N.T. Wright is egalitarian as long as ordaining women doesn’t result in schism. In a recent interview with The Church of Ireland Gazette he says:
…my own position is quite clear on this, that I have supported women Bishops in print and in person. I’ve spoken in Synod in favour of going that route, but I don’t think it’s something that ought to be done at the cost of a major division in the Church.
What do you think? Is the egalitarian position worth defending even if it results in division? Should egalitarians back down if complementarians threaten to split?
Read the rest of the article here.
Listen to the interview here.
That is one of the problems, Wright’s position is really not clear, but inconsistent and confusing. He says one thing, but won’t stand in full support of it. And yes, this is worth division.. as is really all fundamental truth. The role of men and women is biblically fundamental!
I don’t think it’s worth defending for one reason: the Anglican church was set up one way and if folks want it to be another way then they can start another thing. It happens all the time. Why go to the trouble of defending something that’s going to cause division anyway? Just avoid the fight and divide from the jump.
It is not just Anglican but really biblical and historical truth, but surely as I have said the Anglicanorum Coetibus is looking like the only faithful western Catholic position.
Fr. Robert: We’ll have to agree to disagree on it being a biblical truth but my point is that people know what they’re getting into when becoming a part of the Anglican communion (or Orthodox, or Catholic, or whatever other group doesn’t ordain women) and they should either accept it or look elsewhere — to try and change it makes little sense (to me at least).
The Anglican Communion’s history has been rich, biblical and historical. It has only been in the last 40 years or so that, with the world’s idea about women’s roles changing, that the Anglicanism (like many other Protestant Churches) have succumbed biblically. But, there are still many Continuing Anglicans groups that are traditional and biblically based. At present this keeps me an Anglican, though I am semi-retired. But many Anglicans are going over to Rome, again both the Anglicanorum Coetibus.. and also just individually. Since I was baptised and raised RC, I could go either way. But as yet, I am still a classic Anglican, conservative catholic & reformed, but also toward the older Evangelicalism.
Finally, it is obvious to me that Tom Wright does not stand in the historical form of Anglicanism, in many places. I am not “Wrightian” certainly!
And whatever Anglicanism is? i.e. the whole, it is certainly not Catholic or Reformed!
I think that the problem in my mind often stems from the fact that (as a child of the reformation) I tend to devalue the concept of unity and uplift the value of everything else. It’s almost as if I see unity as the only unatainable ideal (and therefore its okay to compromise on it). In this situation, it seems like Wright is being forced to compromise in at least one of these areas, both of which he believes to be important. Its a difficult choice to make, no doubt. I personally, though, would not want to condemn him for choosing to value something that the scriptures apprenty place a high value upon as well. I trust that this is not evidence that Wright has no backbone, but rather, that he is trying to understand what is the best route to take, in order to (hopefully) see both goals accomplished in the long run.

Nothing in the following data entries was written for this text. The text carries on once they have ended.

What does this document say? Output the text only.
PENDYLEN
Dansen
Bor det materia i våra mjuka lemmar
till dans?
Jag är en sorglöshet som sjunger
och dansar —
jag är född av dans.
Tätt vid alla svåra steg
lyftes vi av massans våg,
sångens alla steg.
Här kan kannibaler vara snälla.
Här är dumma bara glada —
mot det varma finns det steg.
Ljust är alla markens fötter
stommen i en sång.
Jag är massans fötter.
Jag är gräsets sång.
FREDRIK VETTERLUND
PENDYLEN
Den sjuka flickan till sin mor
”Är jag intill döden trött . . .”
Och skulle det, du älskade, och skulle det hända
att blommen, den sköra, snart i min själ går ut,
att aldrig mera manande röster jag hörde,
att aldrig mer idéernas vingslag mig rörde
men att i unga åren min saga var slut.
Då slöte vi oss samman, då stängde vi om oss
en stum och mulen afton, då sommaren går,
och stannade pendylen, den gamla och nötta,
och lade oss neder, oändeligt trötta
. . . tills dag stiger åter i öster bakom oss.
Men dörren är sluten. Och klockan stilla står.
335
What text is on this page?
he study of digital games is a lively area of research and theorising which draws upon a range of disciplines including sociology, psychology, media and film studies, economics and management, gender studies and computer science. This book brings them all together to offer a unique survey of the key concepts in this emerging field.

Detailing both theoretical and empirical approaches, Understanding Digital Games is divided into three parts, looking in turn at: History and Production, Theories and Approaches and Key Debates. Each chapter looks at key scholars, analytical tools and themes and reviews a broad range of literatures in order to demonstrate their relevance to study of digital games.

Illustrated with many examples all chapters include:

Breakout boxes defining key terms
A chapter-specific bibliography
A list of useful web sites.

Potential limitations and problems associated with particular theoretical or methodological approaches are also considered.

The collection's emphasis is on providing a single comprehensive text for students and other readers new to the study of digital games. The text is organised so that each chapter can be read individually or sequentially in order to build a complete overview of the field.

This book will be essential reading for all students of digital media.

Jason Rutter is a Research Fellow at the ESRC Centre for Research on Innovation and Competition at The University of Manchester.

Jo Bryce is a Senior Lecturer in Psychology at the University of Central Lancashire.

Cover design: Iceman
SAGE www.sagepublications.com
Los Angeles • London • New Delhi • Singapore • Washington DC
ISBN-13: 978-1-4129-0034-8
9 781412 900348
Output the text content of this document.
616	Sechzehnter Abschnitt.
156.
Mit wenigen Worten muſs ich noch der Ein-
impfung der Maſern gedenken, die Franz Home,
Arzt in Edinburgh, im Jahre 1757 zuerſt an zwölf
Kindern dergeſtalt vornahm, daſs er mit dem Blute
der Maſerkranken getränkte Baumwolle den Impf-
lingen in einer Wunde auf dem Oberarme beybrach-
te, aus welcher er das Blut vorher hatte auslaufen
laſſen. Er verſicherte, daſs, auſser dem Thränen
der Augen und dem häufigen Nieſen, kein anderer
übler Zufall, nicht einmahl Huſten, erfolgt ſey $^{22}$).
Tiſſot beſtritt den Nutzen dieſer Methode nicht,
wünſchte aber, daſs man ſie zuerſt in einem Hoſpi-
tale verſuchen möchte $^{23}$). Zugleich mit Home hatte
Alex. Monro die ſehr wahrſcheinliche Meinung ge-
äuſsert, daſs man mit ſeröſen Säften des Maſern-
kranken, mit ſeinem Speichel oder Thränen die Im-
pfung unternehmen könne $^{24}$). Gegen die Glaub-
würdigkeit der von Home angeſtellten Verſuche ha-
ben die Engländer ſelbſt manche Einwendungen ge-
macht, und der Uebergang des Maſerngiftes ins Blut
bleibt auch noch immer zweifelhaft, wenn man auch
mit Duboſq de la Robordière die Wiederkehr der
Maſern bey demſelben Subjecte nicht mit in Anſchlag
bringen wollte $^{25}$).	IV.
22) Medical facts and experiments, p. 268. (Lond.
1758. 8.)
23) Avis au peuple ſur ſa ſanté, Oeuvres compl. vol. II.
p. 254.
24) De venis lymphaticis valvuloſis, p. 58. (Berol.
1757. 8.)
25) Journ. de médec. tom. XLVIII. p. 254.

I think Wright made it clear in his lecture at Wheaton that unity is incredibly important to him.
It may be that he is being forced to pick one or the other, though I think it’s more complex than that, but if he is then unity will come first for Wright.
That does not mean he’s waffling on his position on women in ministry, just that unity is more central to his theology of what the church should be.
His exact words at Wheaton were “Nothing justifies schism.”
He allows that sometimes it happens and is unavoidable, but never that it is in and of itself a good thing.
I see this as lower on the list of a taxonomy of doctrines than unity. So I don’t see Wright as compromising as much as preferring unity to equality expressed through ordination. I think Paul would have done the same thing.